A definition may be confusing (and hence a poor definition) or hopelessly muddled in some respect (and hence not a definition), but it cannot be right or wrong. It’s not a statement about how things are; it is a declaration by users—an individual or a group—as to what they mean by that word or phrase. Therefore, I’m not claiming to have the correct definition for atheist. Rather, I’m explaining why the popular definition, as expressed by Tom Flynn in his review of Oppy’s Atheism and Agnosticism, doesn’t appeal to me.

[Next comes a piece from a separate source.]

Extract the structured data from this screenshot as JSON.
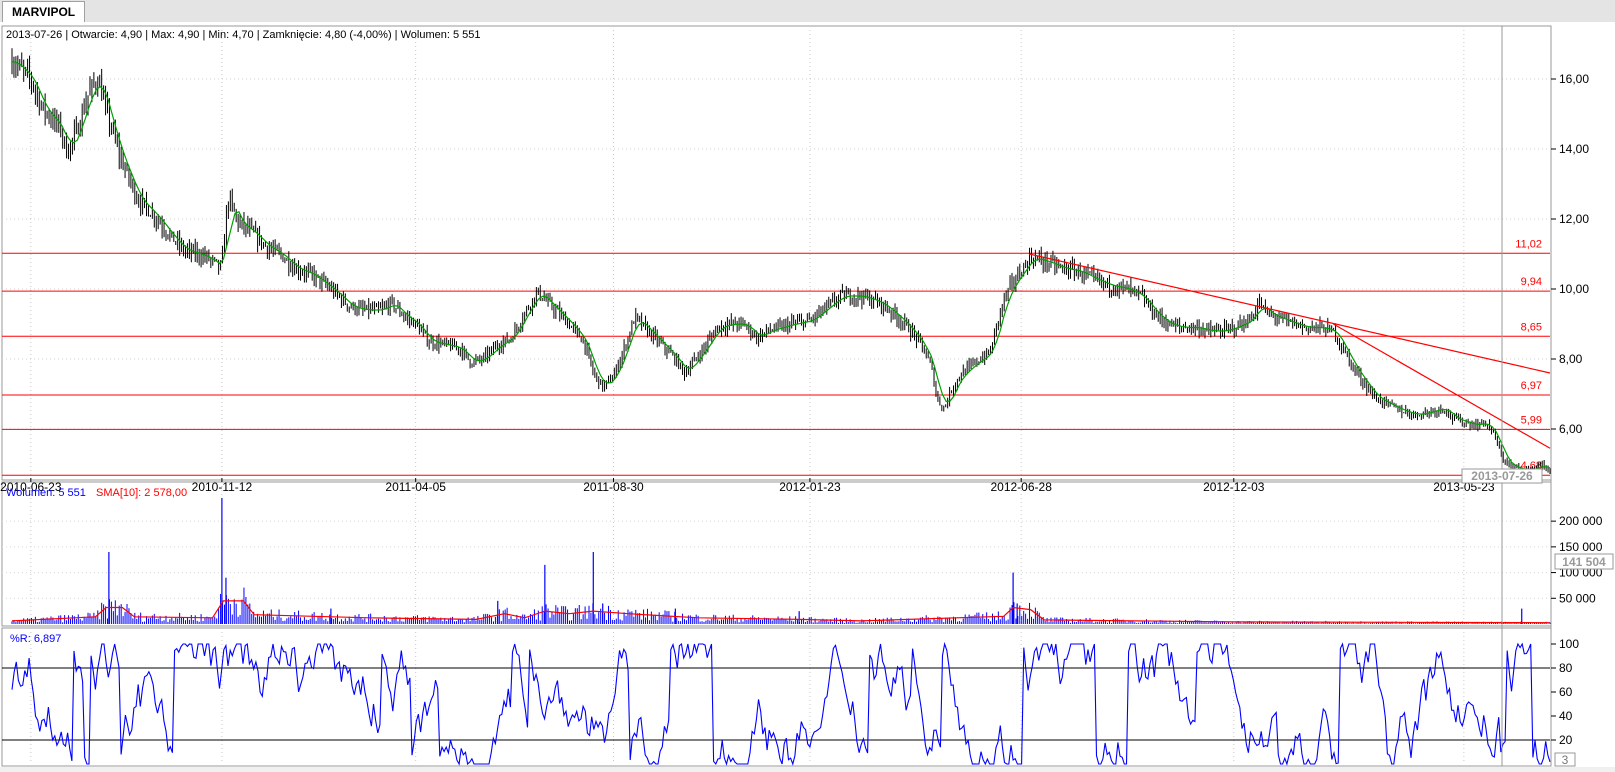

Calling a newborn baby (to which we may attribute an absence of god-belief) an atheist doesn’t make sense to me. I see “atheist,” “agnostic,” or “theist,” as labels for positions taken, and newborn babies haven’t given the matter much thought. I feel that an atheist is more than a blank slate.

An “atheist” is (for me) someone (and we could include intelligent aliens!) who rejects god-belief and all its supernatural trappings. That rejection may take the form of a positive argument (incurring the burden of proof) or it may take the form of “Where’s the beef? I’m not convinced.”—which carries no burden of proof.

The salesman who wishes to sell a vacuum cleaner or a theologian selling god-belief must make a sales pitch. The customer is hardly required to buy that vacuum cleaner should she fail to give adequate reasons for not doing so! The default position is “no sale.” And that’s how it is among rational minds—and the scientific world—where a sales pitch must be based on evidence and sound reasoning. Call it the burden of proof.

Whenever an atheist is put upon to accept god-belief, by argument or by social pressure, he or she is dealing with a salesman. It is the salesman who makes the sales pitch, who has the burden of proof. The atheist, as the intended customer, is under no obligation to poke holes in god-belief. The person who is not selling something does not need a sales pitch.